Van tijd tot tijd zijn er verwijten van dierenmishandeling. In de jaren tachtig werd hij wel eens aangevallen door feministen vanwege zijn reeks vrouwenportretten. Wegman: “Dat verbaasde me omdat ik ook mannelijke personages heb gemaakt, Mensen die naar mijn werk kijken, weten dat ik de honden geen kwaad doe. Ze vinden het echt leuk om te doen.” Dergelijke verwijten zijn wat verstomd. De speelse en liefdevolle samenwerking die Wegman aangaat met zijn honden heeft daar waarschijnlijk mee te maken. De Weimaraner spelen als subjecten een rol in Wegman’s wereld. Wegman over die relatie: “Ik heb mijn hele leven naar ze gekeken, voor ze gezorgd en geprobeerd uit te zoeken wat voor ze werkt.

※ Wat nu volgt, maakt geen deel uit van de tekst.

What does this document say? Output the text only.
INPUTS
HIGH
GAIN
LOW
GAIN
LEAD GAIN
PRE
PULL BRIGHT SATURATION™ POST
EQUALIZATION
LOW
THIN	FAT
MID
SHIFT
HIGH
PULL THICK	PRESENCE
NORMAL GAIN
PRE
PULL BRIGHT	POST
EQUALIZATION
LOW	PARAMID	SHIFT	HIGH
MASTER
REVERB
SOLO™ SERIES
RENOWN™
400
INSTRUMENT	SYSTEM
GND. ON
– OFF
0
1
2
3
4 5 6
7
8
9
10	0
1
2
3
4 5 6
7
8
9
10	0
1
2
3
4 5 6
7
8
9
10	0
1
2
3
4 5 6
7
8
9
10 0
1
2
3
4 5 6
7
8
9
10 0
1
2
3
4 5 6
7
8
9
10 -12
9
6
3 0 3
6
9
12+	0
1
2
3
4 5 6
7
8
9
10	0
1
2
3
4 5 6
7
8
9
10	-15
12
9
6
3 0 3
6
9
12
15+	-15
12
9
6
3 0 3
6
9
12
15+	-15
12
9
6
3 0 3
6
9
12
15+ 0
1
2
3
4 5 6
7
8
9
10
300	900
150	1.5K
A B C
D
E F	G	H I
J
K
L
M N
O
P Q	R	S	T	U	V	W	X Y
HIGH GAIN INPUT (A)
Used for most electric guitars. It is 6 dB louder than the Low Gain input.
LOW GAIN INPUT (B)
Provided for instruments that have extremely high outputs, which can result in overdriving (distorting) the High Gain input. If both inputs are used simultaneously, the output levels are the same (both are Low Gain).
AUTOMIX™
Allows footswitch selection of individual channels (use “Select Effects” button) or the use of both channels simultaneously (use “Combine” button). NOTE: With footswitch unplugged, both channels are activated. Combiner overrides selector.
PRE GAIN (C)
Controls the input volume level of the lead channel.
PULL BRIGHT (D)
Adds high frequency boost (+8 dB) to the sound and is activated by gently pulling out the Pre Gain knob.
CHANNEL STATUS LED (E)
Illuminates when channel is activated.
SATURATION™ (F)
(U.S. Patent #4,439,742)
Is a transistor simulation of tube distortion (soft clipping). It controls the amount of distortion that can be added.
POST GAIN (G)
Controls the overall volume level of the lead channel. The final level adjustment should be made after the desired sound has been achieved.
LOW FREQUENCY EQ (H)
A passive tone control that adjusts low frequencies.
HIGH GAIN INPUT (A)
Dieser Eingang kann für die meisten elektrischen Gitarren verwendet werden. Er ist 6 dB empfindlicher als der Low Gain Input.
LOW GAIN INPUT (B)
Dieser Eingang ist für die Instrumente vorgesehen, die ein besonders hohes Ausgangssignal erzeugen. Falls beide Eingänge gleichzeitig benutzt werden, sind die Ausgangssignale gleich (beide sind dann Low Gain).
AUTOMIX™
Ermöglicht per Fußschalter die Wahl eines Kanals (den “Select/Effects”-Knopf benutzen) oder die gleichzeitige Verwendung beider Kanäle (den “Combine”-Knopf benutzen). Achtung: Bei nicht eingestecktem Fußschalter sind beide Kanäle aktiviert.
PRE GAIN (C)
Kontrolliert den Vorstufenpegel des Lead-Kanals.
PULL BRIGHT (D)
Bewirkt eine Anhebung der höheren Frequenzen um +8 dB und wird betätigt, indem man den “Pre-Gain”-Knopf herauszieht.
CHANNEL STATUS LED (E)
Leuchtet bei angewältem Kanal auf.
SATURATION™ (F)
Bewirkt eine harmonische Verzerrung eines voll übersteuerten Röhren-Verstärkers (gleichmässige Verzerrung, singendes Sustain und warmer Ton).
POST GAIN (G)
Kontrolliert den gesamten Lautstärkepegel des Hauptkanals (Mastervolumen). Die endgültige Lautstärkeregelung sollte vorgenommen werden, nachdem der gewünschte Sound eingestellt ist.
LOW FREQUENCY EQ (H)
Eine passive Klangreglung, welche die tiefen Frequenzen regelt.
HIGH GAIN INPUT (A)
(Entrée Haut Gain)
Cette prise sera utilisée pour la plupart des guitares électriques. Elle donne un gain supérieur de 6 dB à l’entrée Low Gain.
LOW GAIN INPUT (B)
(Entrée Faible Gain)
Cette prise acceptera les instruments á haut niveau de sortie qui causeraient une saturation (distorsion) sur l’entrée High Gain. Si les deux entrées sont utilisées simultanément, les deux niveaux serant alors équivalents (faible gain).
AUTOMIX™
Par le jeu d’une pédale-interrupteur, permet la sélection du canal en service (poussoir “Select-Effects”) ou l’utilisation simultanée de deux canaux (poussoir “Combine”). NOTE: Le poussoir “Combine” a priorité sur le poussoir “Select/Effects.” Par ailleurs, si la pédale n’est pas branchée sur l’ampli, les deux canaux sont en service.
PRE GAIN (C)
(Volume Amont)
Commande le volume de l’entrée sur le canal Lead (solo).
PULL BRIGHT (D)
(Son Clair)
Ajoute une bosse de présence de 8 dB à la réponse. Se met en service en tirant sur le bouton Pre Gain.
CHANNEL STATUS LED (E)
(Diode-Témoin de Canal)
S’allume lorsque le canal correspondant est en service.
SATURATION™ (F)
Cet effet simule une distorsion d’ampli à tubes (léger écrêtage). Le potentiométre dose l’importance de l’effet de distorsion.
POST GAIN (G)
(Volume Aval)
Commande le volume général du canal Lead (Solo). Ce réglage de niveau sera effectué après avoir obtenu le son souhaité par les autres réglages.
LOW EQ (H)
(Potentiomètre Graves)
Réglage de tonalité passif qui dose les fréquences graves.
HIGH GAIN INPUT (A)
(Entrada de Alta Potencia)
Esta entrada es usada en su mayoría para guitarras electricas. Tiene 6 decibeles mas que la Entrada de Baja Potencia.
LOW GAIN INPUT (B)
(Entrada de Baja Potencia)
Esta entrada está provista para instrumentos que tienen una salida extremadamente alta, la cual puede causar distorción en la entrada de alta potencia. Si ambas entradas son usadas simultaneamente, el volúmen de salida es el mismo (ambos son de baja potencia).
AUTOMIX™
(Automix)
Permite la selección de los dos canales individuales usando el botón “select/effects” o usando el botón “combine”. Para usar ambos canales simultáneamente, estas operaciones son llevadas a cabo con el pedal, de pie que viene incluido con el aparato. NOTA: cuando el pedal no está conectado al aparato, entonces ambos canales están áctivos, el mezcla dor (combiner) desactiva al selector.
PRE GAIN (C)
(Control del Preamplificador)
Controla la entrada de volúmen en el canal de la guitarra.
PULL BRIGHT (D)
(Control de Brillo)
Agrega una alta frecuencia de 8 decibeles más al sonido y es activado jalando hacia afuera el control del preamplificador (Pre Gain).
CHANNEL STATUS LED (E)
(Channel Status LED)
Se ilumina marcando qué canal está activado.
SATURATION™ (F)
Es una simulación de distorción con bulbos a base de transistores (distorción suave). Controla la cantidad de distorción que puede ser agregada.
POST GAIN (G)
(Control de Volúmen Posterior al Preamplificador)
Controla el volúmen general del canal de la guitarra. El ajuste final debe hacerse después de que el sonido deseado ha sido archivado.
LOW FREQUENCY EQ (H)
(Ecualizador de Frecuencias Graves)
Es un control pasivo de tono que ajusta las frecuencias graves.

De reden dat ik goede portretten van hen kan maken is dat ik goed voor ze kan zorgen, en ik respecteer wat ze willen. Ik probeer altijd te zoeken wat hen individueel gelukkig maakt.”
Het werk van Wegman laat interessante vraagstukken zien in deze posthumanistische tijden waarin de scheidslijnen tussen mensen, dieren en dingen aan het verschuiven zijn. ‘Being human’ verwijst naar naar de hond die even in de huid van de mens lijkt te kruipen en ons mens-zijn verscherpt teruggeeft. Ondertussen gebeurt er ook ergens iets met het hond-zijn. Waar begint de mens of het dier? Of beter gezegd, het niet-menselijke dier? Of is de kern van het werk juist gelegen in die onlosmakelijke verstrengeling tussen verschillende dieren?